Philippines - State weather forecasters are now tracking a new potential cyclone off Mindoro Oriental province, even as they warned of possible floods and landslides over Mindoro and Palawan. The potential cyclone, a low-pressure area, was estimated at 320 km west of Oriental Mindoro as of 10 a.m. But they could not yet determine when it may intensify into a cyclone at this time, saying they are still observing it. Should the LPA become a cyclone while inside the Philippine Area of Responsibility, it will be locally codenamed Paolo.
In the meantime, PAGASA said the LPA and the southwest monsoon may bring "cloudy skies with light to moderate rains and thunderstorms over the western section of southern Luzon and Western Visayas." The rain may be moderate to occasionally heavy over Mindoro provinces and northern Palawan including Coron island, "which may trigger flash floods and landslides. Residents in these areas are advised to take all the necessary precautionary measures."

Tropics quiet again with two months remaining in the Atlantic hurricane season - The tropics are quiet again, as a system that threatened to strengthen on Mexico's Gulf coast lost organization Monday.


Australia - Wild weather lashed Victoria. Stormy conditions caused trees to be uprooted, train stations flooded and power cut to homes overnight and on Thursday morning. About 2500 homes in Ballarat and Colac remained without power after 11,000 homes were hit by power outages across the state overnight.
Commuters faced big delays on some rail lines. A metal sheet was blown off a building and found near the Sidney Myer Music Bowl. Wind gusts exceeded 100km/h in some parts of the city, reaching 102km/h at Avalon. Essendon recorded speeds up to 92km/h. Severe weather warnings remain in place for the state, however winds were expected to die down on Thursday afternoon.

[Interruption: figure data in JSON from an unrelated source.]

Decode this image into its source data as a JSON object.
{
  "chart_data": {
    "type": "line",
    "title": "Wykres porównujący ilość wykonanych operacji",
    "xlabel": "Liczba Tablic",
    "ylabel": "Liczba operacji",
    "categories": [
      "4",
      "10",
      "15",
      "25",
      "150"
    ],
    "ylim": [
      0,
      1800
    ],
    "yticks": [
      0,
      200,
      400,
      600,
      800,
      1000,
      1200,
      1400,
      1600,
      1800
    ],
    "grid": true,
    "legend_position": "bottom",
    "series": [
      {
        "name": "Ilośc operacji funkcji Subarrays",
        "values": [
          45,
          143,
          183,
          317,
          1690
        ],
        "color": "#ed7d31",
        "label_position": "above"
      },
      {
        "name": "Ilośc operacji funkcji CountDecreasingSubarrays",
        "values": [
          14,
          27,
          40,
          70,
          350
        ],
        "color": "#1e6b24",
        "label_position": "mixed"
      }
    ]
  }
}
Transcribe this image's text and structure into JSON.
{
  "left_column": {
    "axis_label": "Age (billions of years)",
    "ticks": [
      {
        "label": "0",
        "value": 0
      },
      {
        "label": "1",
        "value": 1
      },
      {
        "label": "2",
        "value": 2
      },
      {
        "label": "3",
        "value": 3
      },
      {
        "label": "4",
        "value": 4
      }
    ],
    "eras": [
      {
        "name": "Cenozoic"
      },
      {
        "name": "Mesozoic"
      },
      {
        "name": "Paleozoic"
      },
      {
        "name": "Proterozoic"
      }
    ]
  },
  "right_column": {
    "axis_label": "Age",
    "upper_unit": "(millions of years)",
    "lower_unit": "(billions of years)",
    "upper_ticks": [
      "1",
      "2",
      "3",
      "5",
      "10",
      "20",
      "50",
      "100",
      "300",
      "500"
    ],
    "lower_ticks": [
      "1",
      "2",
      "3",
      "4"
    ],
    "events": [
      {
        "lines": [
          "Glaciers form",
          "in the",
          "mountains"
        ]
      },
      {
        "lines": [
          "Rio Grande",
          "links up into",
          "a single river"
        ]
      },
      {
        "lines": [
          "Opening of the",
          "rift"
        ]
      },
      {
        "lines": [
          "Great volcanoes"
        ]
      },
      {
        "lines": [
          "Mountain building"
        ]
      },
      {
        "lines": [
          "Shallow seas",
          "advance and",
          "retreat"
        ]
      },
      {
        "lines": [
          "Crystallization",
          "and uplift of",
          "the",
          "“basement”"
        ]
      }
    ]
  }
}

Australia - Emergency services across New South Wales have had their hands full with hundreds of incidents as high winds spark fires and uproot trees across the state. Fire crews are working to contain a bushfire south of Taree, which has blocked the Pacific Highway in both directions. The blaze has been classified as a Watch and Act but there are no immediate threats to homes in the area.
Fire and Rescue NSW are dealing with more than 100 smaller bush and grass fires, mostly in western Sydney. Earlier, motorists were forced to navigate through smoke as a grassfire burned next to the M7 in Hinchinbrook. The SES dealt with more than 200 wind-related calls, 100 of which were for within the Sydney metro area. Falling trees cut off electricity to about 4000 homes in Sydney shortly after 2pm (AEST).
Residents across NSW and the ACT were told to prepare for wild damaging winds on Thursday with a cold front moving across the region. As of midday winds had hit 96km/h at Sydney's Kurnell, 93/km at Moss Vale and 87km/h at Sydney airport. Goulburn experienced winds of 102km/h and Wollongong reached a top of 95km/h. The highest reading in the state was on the south coast at Montague Island, off Narooma, where gusts reached 119km/h.
Conditions were forecast to ease over the afternoon but crews expected the calls to continue regardless. "As people come home from work they might find that a couple of things have been blown around or damaged on their property." The SES has urged residents to tie down lose outdoor items and move vehicles inside and away from trees. A total fire ban remains in place through NSW.


On Wednesday, experts reaffirmed their earlier finding that MERS is not a global health emergency.